« Permettre à des technologies françaises de s’inscrire durablement dans les institutions qui en ont besoin » Christelle Azizet Do Rego

Directrice des opérations stratégiques de Grow Up Markets, Christelle Azizet Do Rego a piloté la signature du double partenariat entre Diginove et ses homologues kenyans en marge de l’Africa Forward Summit. Elle revient sur ce que cette opération dit d’une certaine façon de faire, et d’une certaine façon d’être présent en Afrique.

Quelle est la mission de Grow Up Markets au quotidien ?

Grow Up Markets est une structure opérationnelle française dédiée au déploiement de technologies à forte valeur ajoutée sur les marchés émergents. Ce qui nous distingue, c’est que nous ne sommes pas un cabinet de conseil qui produit des rapports et repart. Nous faisons le travail dans la durée, sur le terrain, avec les institutions. L’idée de départ est simple : il existe en France des entreprises qui développent des solutions technologiques remarquables, et il existe en Afrique des institutions qui ont un besoin réel et urgent de ces solutions. Entre les deux, il y a un chemin que peu de structures savent vraiment emprunter. C’est ce chemin que nous ouvrons.

Le double accord signé à Nairobi entre Diginove, le Directorate of Resource Surveys and Remote Sensing et le Regional Centre for Mapping of Resources for Development est présenté comme un ancrage institutionnel rare pour une entreprise européenne. Qu’est-ce qui le rend si particulier ?

Ce qui est rare, c’est la combinaison de plusieurs choses. Obtenir la confiance d’une institution nationale souveraine, rattachée à l’Executive Office du président kenyan, c’est déjà un signal fort. Mais le faire simultanément avec une organisation intergouvernementale qui fédère vingt États membres entre l’Afrique de l’Est et l’Australe, c’est une toute autre portée. Ce n’est plus un accord bilatéral, c’est une reconnaissance à l’échelle régionale. Pour Diginove, cela signifie que son expertise est validée non pas par un interlocuteur, mais par une architecture institutionnelle. C’est beaucoup plus solide comme fondation.

Grow Up Markets a piloté cette opération. Quel est exactement votre rôle dans ce type de déploiement ?

Notre rôle, c’est de rendre possible ce que les entreprises françaises à forte valeur ajoutée ne savent pas toujours faire seules : s’inscrire durablement dans les institutions africaines qui ont besoin de leurs technologies. Ce n’est pas de la représentation commerciale classique. C’est un travail de compréhension fine des priorités locales, d’identification des bons interlocuteurs, de construction de confiance dans la durée. Diginove illustre exactement ce que nous cherchons à rendre possible. Leur expertise en intelligence géospatiale répond à des besoins réels, structurels, définis par les autorités kenyanes elles-mêmes. Notre travail, c’est de créer les conditions pour que cette rencontre ait lieu au bon niveau.

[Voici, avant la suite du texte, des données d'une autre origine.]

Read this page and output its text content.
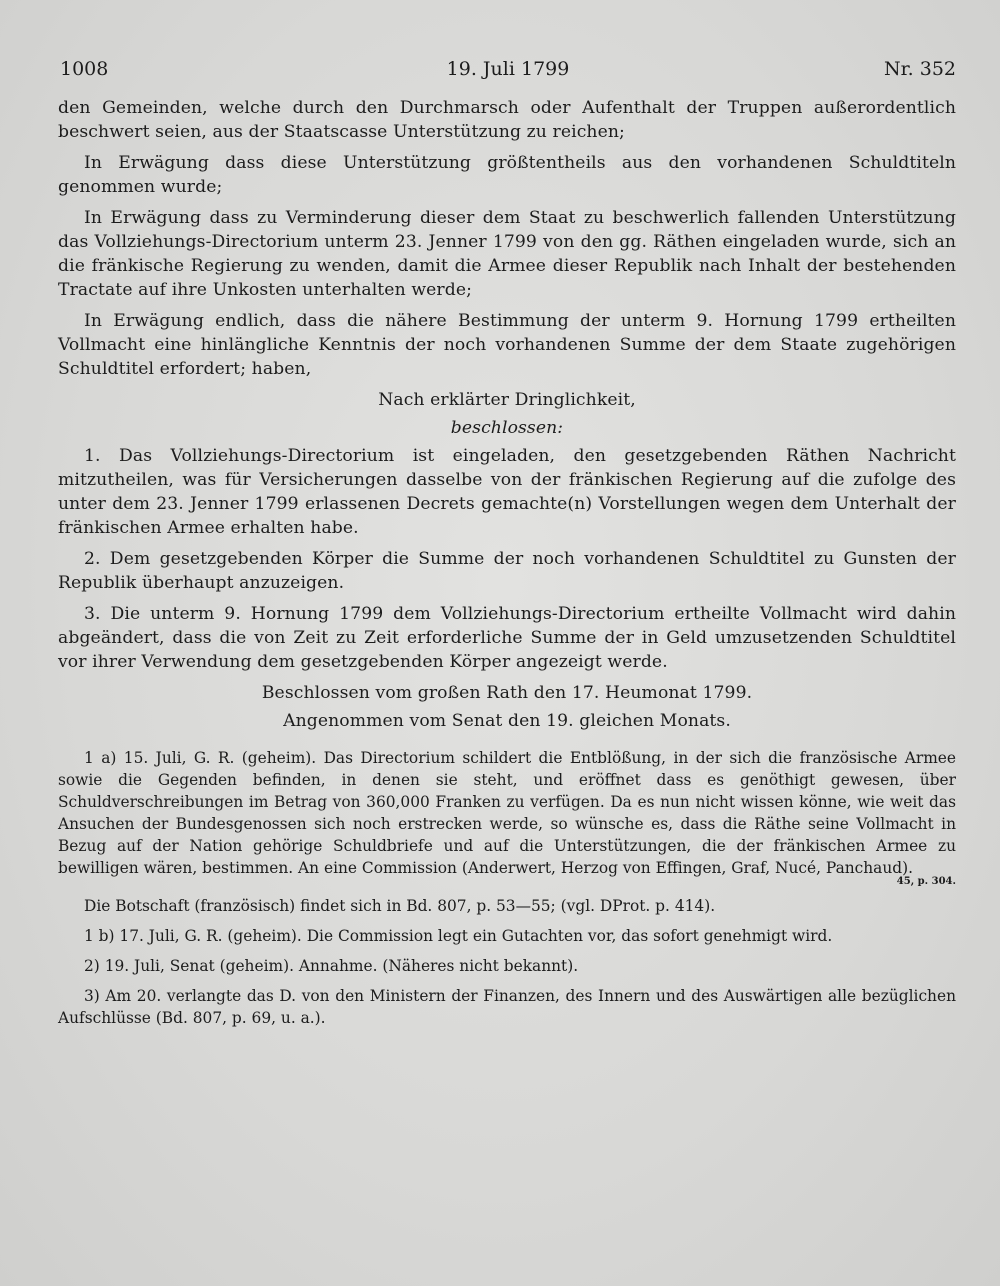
1008	19. Juli 1799	Nr. 352

den Gemeinden, welche durch den Durchmarsch oder Aufenthalt der Truppen außerordentlich beschwert seien, aus der Staatscasse Unterstützung zu reichen;

In Erwägung dass diese Unterstützung größtentheils aus den vorhandenen Schuldtiteln genommen wurde;

In Erwägung dass zu Verminderung dieser dem Staat zu beschwerlich fallenden Unterstützung das Vollziehungs-Directorium unterm 23. Jenner 1799 von den gg. Räthen eingeladen wurde, sich an die fränkische Regierung zu wenden, damit die Armee dieser Republik nach Inhalt der bestehenden Tractate auf ihre Unkosten unterhalten werde;

In Erwägung endlich, dass die nähere Bestimmung der unterm 9. Hornung 1799 ertheilten Vollmacht eine hinlängliche Kenntnis der noch vorhandenen Summe der dem Staate zugehörigen Schuldtitel erfordert; haben,

Nach erklärter Dringlichkeit,

beschlossen:

1. Das Vollziehungs-Directorium ist eingeladen, den gesetzgebenden Räthen Nachricht mitzutheilen, was für Versicherungen dasselbe von der fränkischen Regierung auf die zufolge des unter dem 23. Jenner 1799 erlassenen Decrets gemachte(n) Vorstellungen wegen dem Unterhalt der fränkischen Armee erhalten habe.

2. Dem gesetzgebenden Körper die Summe der noch vorhandenen Schuldtitel zu Gunsten der Republik überhaupt anzuzeigen.

3. Die unterm 9. Hornung 1799 dem Vollziehungs-Directorium ertheilte Vollmacht wird dahin abgeändert, dass die von Zeit zu Zeit erforderliche Summe der in Geld umzusetzenden Schuldtitel vor ihrer Verwendung dem gesetzgebenden Körper angezeigt werde.

Beschlossen vom großen Rath den 17. Heumonat 1799.

Angenommen vom Senat den 19. gleichen Monats.

1 a) 15. Juli, G. R. (geheim). Das Directorium schildert die Entblößung, in der sich die französische Armee sowie die Gegenden befinden, in denen sie steht, und eröffnet dass es genöthigt gewesen, über Schuldverschreibungen im Betrag von 360,000 Franken zu verfügen. Da es nun nicht wissen könne, wie weit das Ansuchen der Bundesgenossen sich noch erstrecken werde, so wünsche es, dass die Räthe seine Vollmacht in Bezug auf der Nation gehörige Schuldbriefe und auf die Unterstützungen, die der fränkischen Armee zu bewilligen wären, bestimmen. An eine Commission (Anderwert, Herzog von Effingen, Graf, Nucé, Panchaud).
45, p. 304.

Die Botschaft (französisch) findet sich in Bd. 807, p. 53—55; (vgl. DProt. p. 414).

1 b) 17. Juli, G. R. (geheim). Die Commission legt ein Gutachten vor, das sofort genehmigt wird.

2) 19. Juli, Senat (geheim). Annahme. (Näheres nicht bekannt).

3) Am 20. verlangte das D. von den Ministern der Finanzen, des Innern und des Auswärtigen alle bezüglichen Aufschlüsse (Bd. 807, p. 69, u. a.).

On parle beaucoup des difficultés de la France à maintenir sa présence économique en Afrique. Est-ce que ce type d’opération dessine une autre voie ?

Je pense que la question n’est pas tant celle de la présence que celle de la posture. Les échecs que vous évoquez ont souvent une racine commune : une approche descendante, des solutions pensées ailleurs et proposées comme des réponses universelles. Ce qui fonctionne, c’est l’inverse. Partir des besoins définis par les partenaires africains, construire avec eux et non pas pour eux. Ce partenariat s’est construit dans cette logique. Les solutions de Diginove vont se déployer en réponse aux priorités définies par les autorités kenyanes, pas en dépit d’elles. C’est une nuance qui change tout.

L’Africa Forward Summit a fourni le cadre diplomatique de cette signature. Dans quelle mesure ce type d’événement facilite-t-il votre travail ?

Ces sommets créent une fenêtre d’opportunité, une dynamique politique qui lève certains obstacles et accélère certaines décisions. La confiance institutionnelle que nous avons construite avec nos partenaires kenyans, elle s’est bâtie en amont, dans la durée. Le Summit a fourni le cadre idéal pour formaliser ce qui était déjà mûr. C’est important de ne pas confondre les deux : les grands rendez-vous diplomatiques sont des catalyseurs, pas des substituts à l’enracinement.

Que représente cette signature pour la suite du déploiement de Diginove sur le continent ?

La portée régionale du Centre for Mapping ouvre une perspective très concrète. Vingt États membres, plus de 500 millions d’habitants : c’est un levier de mise à l’échelle que peu d’entreprises européennes du secteur ont su construire de cette façon, par la légitimité institutionnelle plutôt que par la prospection marché.